Plogastel Saint-Germain

Deux mois après la prise de l’île Tristan et la ruine de la ville de Douarnenez, la terreur se mettait partout… De force, les habitants avaient été employés aux travaux des fortifications dont La Fontenelle avait pris la direction générale. Tanguy et Kermélec de Vannes activaient… et le tout fébrilement, mais à demeure. Kervel, le farouche lieutenant, commandant l’avant-garde sans respect pour sa ville natale Douarnenez, surveillait et nous avons dit combien il était cupide et avide.

Les capitaines royaux n’osaient s’aventurer qu’à une certaine distance, et les communes avoisinantes épouvantées, consternées, voyaient avec terreur l’achèvement des fortifications, menaces permanentes pour elles.
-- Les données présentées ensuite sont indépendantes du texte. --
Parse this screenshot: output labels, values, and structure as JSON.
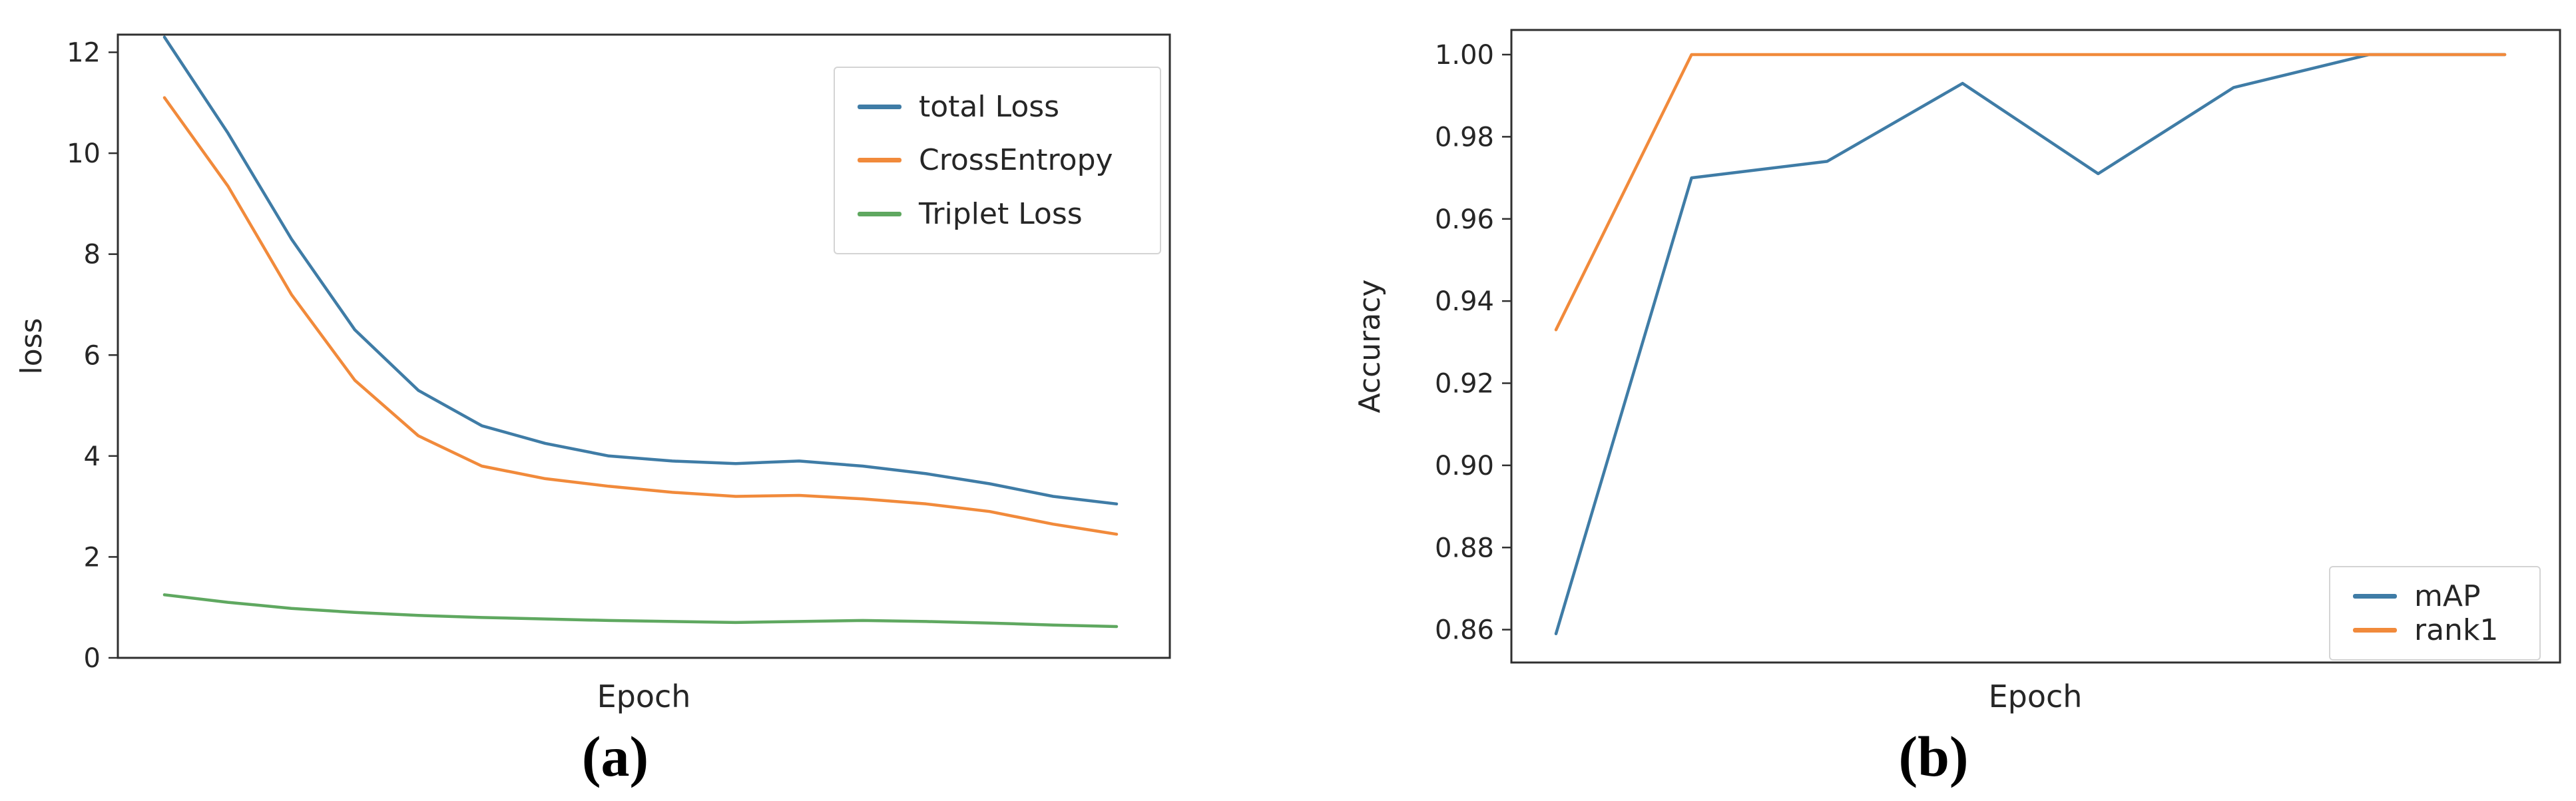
{
  "figure": {
    "caption_a": "(a)",
    "caption_b": "(b)"
  },
  "colors": {
    "blue_line": "#3f7ca6",
    "orange_line": "#f18a3b",
    "green_line": "#5fa860",
    "axis": "#2f2f2f",
    "text": "#262626"
  },
  "chart_data": [
    {
      "type": "line",
      "panel": "a",
      "xlabel": "Epoch",
      "ylabel": "loss",
      "ylim": [
        0,
        12.35
      ],
      "yticks": [
        0,
        2,
        4,
        6,
        8,
        10,
        12
      ],
      "ytick_labels": [
        "0",
        "2",
        "4",
        "6",
        "8",
        "10",
        "12"
      ],
      "xtick_labels": [],
      "grid": false,
      "legend_position": "upper right",
      "x": [
        1,
        2,
        3,
        4,
        5,
        6,
        7,
        8,
        9,
        10,
        11,
        12,
        13,
        14,
        15,
        16
      ],
      "series": [
        {
          "name": "total Loss",
          "color": "#3f7ca6",
          "values": [
            12.3,
            10.4,
            8.3,
            6.5,
            5.3,
            4.6,
            4.25,
            4.0,
            3.9,
            3.85,
            3.9,
            3.8,
            3.65,
            3.45,
            3.2,
            3.05
          ]
        },
        {
          "name": "CrossEntropy",
          "color": "#f18a3b",
          "values": [
            11.1,
            9.35,
            7.2,
            5.5,
            4.4,
            3.8,
            3.55,
            3.4,
            3.28,
            3.2,
            3.22,
            3.15,
            3.05,
            2.9,
            2.65,
            2.45
          ]
        },
        {
          "name": "Triplet Loss",
          "color": "#5fa860",
          "values": [
            1.25,
            1.1,
            0.98,
            0.9,
            0.84,
            0.8,
            0.77,
            0.74,
            0.72,
            0.7,
            0.72,
            0.74,
            0.72,
            0.69,
            0.65,
            0.62
          ]
        }
      ]
    },
    {
      "type": "line",
      "panel": "b",
      "xlabel": "Epoch",
      "ylabel": "Accuracy",
      "ylim": [
        0.852,
        1.006
      ],
      "yticks": [
        0.86,
        0.88,
        0.9,
        0.92,
        0.94,
        0.96,
        0.98,
        1.0
      ],
      "ytick_labels": [
        "0.86",
        "0.88",
        "0.90",
        "0.92",
        "0.94",
        "0.96",
        "0.98",
        "1.00"
      ],
      "xtick_labels": [],
      "grid": false,
      "legend_position": "lower right",
      "x": [
        1,
        2,
        3,
        4,
        5,
        6,
        7,
        8
      ],
      "series": [
        {
          "name": "mAP",
          "color": "#3f7ca6",
          "values": [
            0.859,
            0.97,
            0.974,
            0.993,
            0.971,
            0.992,
            1.0,
            1.0
          ]
        },
        {
          "name": "rank1",
          "color": "#f18a3b",
          "values": [
            0.933,
            1.0,
            1.0,
            1.0,
            1.0,
            1.0,
            1.0,
            1.0
          ]
        }
      ]
    }
  ]
}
Alors, notables, paysans des environs de Quimper, de Pont-l’Abbé, de Pont-Croix, d’Audierne, résolurent d’aller attaquer le commencement des travaux à l’île Tristan, de tout détruire, de forcer La Fontenelle à abandonner la place… D’un commun accord, ils choisirent un chef pour la direction d’une attaque collective, et leur choix tomba à l’unanimité sur le jeune Du Granec, fils du comte de Pratmaria, habitant le château du Laz, près Châteauneuf.

Les confédérés paysans firent choix de Plogastel St-Germain comme lieu de concentration.

Plogastel était autrefois le seul point fortifié du pays. Le nom du bourg dérive de ce premier Castel qui fut élevé par les romains pour surveiller les velléités de révolte des clans voisins (plebs castelli, plogastel).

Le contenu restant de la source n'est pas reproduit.